Delen via


Tenantinstellingen voor ontwikkelaars

Deze instellingen worden geconfigureerd in de sectie tenantinstellingen van de beheerportal. Zie Over tenantinstellingen voor informatie over het verkrijgen en gebruiken van tenantinstellingen.

Als u instellingen voor Power BI-ontwikkelaars wilt beheren, moet u een Fabric-beheerder zijn. Zie De beheerdersrollen van Microsoft Fabric begrijpen voor meer informatie over de rol Fabric-beheerder.

Notitie

De instellingen voor ontwikkelaars in de beheerportal verschillen van en zijn niet gerelateerd aan de instelling voor de ontwikkelaarsmodus voor foutopsporingsvisuals.

Inhoud in apps insluiten

Gebruikers in de organisatie kunnen Power BI-dashboards en -rapporten insluiten in SaaS-toepassingen (Software as a Service). Als u deze instelling uitschakelt, kunnen gebruikers de REST API's niet gebruiken om Power BI-inhoud in hun toepassing in te sluiten.

Zie Wat is ingesloten analyses in Power BI? voor meer informatie.

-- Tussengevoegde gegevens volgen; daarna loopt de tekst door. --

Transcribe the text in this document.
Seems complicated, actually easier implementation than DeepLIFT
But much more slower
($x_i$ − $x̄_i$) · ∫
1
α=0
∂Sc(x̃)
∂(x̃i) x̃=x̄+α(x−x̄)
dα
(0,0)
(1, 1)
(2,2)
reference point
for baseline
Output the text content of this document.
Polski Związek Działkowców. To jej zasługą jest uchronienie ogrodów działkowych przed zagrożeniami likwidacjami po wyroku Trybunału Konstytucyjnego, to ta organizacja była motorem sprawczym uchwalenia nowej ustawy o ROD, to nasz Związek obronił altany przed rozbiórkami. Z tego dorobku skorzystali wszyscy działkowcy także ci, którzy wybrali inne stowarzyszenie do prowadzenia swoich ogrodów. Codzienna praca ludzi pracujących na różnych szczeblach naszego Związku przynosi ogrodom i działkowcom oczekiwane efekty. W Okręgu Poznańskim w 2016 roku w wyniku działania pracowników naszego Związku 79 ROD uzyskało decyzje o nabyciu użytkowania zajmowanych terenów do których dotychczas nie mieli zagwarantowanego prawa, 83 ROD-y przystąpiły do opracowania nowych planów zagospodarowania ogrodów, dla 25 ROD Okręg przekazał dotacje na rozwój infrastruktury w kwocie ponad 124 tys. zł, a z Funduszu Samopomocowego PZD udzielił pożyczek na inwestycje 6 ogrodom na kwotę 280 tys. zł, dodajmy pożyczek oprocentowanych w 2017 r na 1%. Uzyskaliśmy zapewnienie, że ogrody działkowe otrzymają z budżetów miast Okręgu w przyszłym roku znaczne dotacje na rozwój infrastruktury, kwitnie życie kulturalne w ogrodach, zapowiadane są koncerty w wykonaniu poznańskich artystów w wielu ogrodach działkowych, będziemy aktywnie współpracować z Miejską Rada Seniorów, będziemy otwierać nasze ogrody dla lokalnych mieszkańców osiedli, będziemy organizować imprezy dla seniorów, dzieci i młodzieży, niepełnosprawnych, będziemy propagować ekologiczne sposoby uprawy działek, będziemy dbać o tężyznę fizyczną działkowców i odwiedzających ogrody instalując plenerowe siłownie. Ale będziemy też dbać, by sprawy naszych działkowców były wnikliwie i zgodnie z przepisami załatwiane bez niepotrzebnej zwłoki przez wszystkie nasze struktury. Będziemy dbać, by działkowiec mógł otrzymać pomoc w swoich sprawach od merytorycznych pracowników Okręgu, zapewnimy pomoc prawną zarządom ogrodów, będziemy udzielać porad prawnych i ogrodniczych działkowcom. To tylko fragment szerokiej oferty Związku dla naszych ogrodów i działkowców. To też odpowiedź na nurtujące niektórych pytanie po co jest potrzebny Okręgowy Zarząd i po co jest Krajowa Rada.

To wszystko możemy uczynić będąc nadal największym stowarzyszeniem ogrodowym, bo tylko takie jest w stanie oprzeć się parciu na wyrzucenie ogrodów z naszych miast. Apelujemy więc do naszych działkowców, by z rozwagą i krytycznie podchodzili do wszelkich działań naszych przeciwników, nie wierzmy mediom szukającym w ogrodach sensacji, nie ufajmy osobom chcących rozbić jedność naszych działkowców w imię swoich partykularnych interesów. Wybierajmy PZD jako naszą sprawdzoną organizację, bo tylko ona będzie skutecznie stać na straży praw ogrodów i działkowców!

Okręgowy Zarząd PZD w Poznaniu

Meer informatie over de methode Insluiten voor uw klanten om een app te bouwen die gebruikmaakt van niet-interactieve verificatie voor Power BI.

Toestaan dat service-principals gebruikmaken van API's van Power BI

Web-apps die zijn geregistreerd in Microsoft Entra ID gebruiken een toegewezen service-principal voor toegang tot API van Power BI s zonder een aangemelde gebruiker. Als u wilt toestaan dat een app verificatie van de service-principal gebruikt, moet de bijbehorende service-principal worden opgenomen in een toegestane beveiligingsgroep.

U kunt bepalen wie toegang heeft tot service-principals door toegewezen beveiligingsgroepen te maken en deze groepen te gebruiken in instellingen op tenantniveau van Power BI.

Zie Power BI-inhoud insluiten met service-principal en een toepassingsgeheim voor meer informatie.

Service-principals toestaan profielen te maken en te gebruiken

Een app-eigenaar met veel klanten kan service-principalprofielen gebruiken als onderdeel van een multitenancy-oplossing om betere isolatie van klantgegevens mogelijk te maken en strengere beveiligingsgrenzen tussen klanten vast te stellen.

Zie Service-principalprofielen voor multitenancy-apps voor meer informatie.

ResourceKey-verificatie blokkeren

Voor extra beveiliging kunt u het gebruik van verificatie op basis van een resourcesleutel blokkeren. De instelling Verificatie van BlokresourceKey is van toepassing op streaming- en PUSH-gegevenssets. Als deze optie is uitgeschakeld, mogen gebruikers geen gegevens verzenden naar streaming- en PUSH-gegevenssets met behulp van de API met een resourcesleutel.

Deze instelling is van toepassing op de hele organisatie. U kunt deze niet alleen toepassen op een bepaalde beveiligingsgroep.